ECEESPE2025 Poster Presentations Diabetes and Insulin (143 abstracts)
1The Affiliated Hospital of Southwest Medical University, Department of Endocrinology and Metabolism, Luzhou, China; 2Macau University of Science and Technology, State Key Laboratory of Quality Research in Chinese Medicine, Faculty of Chinese Medicine, Macau, China; 3The Affiliated Hospital of Southwest Medical University, Department of Pathology, Luzhou, China
JOINT547
Objective: Diabetic kidney disease (DKD) has a complex pathogenesis, and current therapies offer limited benefits. Gut-derived metabolites, particularly indole-3-propanoic acid (IPA), a deaminated derivative of tryptophan produced by gut bacteria, may play a role in DKD. This study aimed to assess serum metabolic alterations in DKD and explore the effects of IPA on glomerular endothelial cells (GECs) and mitochondrial function.

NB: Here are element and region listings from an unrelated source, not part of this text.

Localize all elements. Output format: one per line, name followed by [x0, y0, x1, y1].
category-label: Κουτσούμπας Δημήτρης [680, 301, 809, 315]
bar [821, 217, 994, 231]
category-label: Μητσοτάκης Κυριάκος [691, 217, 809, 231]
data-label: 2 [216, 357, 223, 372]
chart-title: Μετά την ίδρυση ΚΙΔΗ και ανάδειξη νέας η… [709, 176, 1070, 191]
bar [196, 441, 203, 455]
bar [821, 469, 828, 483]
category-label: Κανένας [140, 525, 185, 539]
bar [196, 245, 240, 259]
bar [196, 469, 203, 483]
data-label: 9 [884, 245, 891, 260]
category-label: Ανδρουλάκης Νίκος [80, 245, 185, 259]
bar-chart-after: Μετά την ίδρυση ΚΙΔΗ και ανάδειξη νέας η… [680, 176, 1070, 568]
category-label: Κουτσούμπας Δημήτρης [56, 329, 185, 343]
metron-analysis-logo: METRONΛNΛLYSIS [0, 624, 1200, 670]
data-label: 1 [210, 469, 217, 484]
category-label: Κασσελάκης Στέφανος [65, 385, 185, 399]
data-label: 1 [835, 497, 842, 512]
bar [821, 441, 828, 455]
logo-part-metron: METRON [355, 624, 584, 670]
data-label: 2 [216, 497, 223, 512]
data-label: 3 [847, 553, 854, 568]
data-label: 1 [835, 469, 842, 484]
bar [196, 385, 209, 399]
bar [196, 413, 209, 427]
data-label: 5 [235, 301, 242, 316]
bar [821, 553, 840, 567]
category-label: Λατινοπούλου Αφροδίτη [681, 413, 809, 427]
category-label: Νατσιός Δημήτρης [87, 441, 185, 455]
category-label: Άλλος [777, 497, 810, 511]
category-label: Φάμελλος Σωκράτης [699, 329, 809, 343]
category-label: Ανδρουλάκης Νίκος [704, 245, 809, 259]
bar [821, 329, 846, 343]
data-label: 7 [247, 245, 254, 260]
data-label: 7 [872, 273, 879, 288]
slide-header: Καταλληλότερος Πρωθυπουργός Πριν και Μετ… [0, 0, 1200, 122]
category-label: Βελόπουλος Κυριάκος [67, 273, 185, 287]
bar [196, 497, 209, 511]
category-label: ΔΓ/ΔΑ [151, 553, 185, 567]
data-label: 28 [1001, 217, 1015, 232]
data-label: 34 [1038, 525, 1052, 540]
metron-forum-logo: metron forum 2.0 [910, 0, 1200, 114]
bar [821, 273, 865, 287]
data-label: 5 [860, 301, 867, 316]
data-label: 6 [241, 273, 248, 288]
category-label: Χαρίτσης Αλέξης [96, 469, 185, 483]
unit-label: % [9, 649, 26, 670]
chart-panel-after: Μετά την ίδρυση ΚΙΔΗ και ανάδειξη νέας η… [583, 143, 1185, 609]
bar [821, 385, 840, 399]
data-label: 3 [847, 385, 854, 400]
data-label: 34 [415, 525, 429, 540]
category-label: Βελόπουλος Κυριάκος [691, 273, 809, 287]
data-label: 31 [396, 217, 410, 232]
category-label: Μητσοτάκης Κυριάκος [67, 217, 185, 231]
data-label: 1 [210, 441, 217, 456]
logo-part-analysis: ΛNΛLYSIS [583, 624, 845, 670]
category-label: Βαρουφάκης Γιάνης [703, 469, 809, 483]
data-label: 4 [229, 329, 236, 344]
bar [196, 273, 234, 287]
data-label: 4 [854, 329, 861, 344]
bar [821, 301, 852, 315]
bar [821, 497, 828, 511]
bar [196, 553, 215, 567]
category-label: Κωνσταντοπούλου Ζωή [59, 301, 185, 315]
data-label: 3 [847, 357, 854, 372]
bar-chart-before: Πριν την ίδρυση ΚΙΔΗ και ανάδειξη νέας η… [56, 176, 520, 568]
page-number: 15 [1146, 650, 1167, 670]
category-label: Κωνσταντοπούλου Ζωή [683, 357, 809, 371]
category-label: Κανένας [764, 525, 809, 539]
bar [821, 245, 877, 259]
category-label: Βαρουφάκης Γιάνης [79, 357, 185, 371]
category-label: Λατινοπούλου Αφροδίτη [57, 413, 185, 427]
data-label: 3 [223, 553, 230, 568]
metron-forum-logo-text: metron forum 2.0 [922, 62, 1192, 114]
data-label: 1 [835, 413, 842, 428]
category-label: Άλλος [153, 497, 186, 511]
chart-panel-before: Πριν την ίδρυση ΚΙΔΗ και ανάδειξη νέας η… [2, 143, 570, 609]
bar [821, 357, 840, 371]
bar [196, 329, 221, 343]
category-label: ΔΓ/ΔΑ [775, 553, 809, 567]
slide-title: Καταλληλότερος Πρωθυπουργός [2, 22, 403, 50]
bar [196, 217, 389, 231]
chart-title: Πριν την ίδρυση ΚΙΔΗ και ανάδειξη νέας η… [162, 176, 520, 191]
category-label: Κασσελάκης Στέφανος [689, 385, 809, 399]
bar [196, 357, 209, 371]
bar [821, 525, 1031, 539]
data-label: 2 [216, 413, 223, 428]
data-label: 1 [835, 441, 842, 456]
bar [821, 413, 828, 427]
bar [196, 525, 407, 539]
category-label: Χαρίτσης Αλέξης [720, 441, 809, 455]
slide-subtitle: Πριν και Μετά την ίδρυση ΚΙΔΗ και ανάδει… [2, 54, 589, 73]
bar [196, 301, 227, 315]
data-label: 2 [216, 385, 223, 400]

Methods: Untargeted metabolomics was employed to identify differentially expressed metabolites in DKD mouse serum, followed by validation in DKD patients using UHPLC-MRM-MS/MS. IPA supplementation was tested in high-fat diet combined with STZ-induced DKD mice to evaluate its effects on kidney morphology, glomerular filtration barrier integrity, fibrosis, and albuminuria. In vitro, high glucose-stimulated GECs were used to investigate IPAs impact on mitochondrial function, the PGC-1α pathway, and SIRT1 protein degradation.
Results: Metabolomics revealed significant alterations in tryptophan metabolism and its metabolites, including IPA. UHPLC-MRM-MS/MS analysis confirmed reduced IPA levels in DKD patients, which were negatively correlated with fasting blood glucose, HbA1c, and UACR, and positively correlated with eGFR. In DKD mice, IPA supplementation improved kidney structure, reduced fibrosis, enhanced glomerular filtration barrier integrity, and decreased UACR. IPA also alleviated mitochondrial abnormalities in GECs, increasing mitochondrial quantity and ATP, while reducing oxidative stress markers such as malondialdehyde (MDA). In vitro, IPA reduced ROS and MDA in GECs, improved mitochondrial membrane potential and ATP levels, and upregulated mtTFA and SOD2 expression. Additionally, IPA inhibited SIRT1 degradation via the ubiquitin-proteasome pathway, leading to increased SIRT1 levels and activation of the SIRT1/PGC-1α pathway, which enhanced mitochondrial biogenesis and antioxidant defense.
Conclusions: IPA, a gut-derived metabolite, is reduced in DKD and correlates with UACR. IPA supplementation alleviates albuminuria in DKD by improving mitochondrial function, reducing oxidative stress, and activating the SIRT1/PGC-1α signaling pathway. These findings suggest that IPA is a potential therapeutic target for DKD, offering new insights into renal protection through enhanced mitochondrial biogenesis and antioxidant capacity.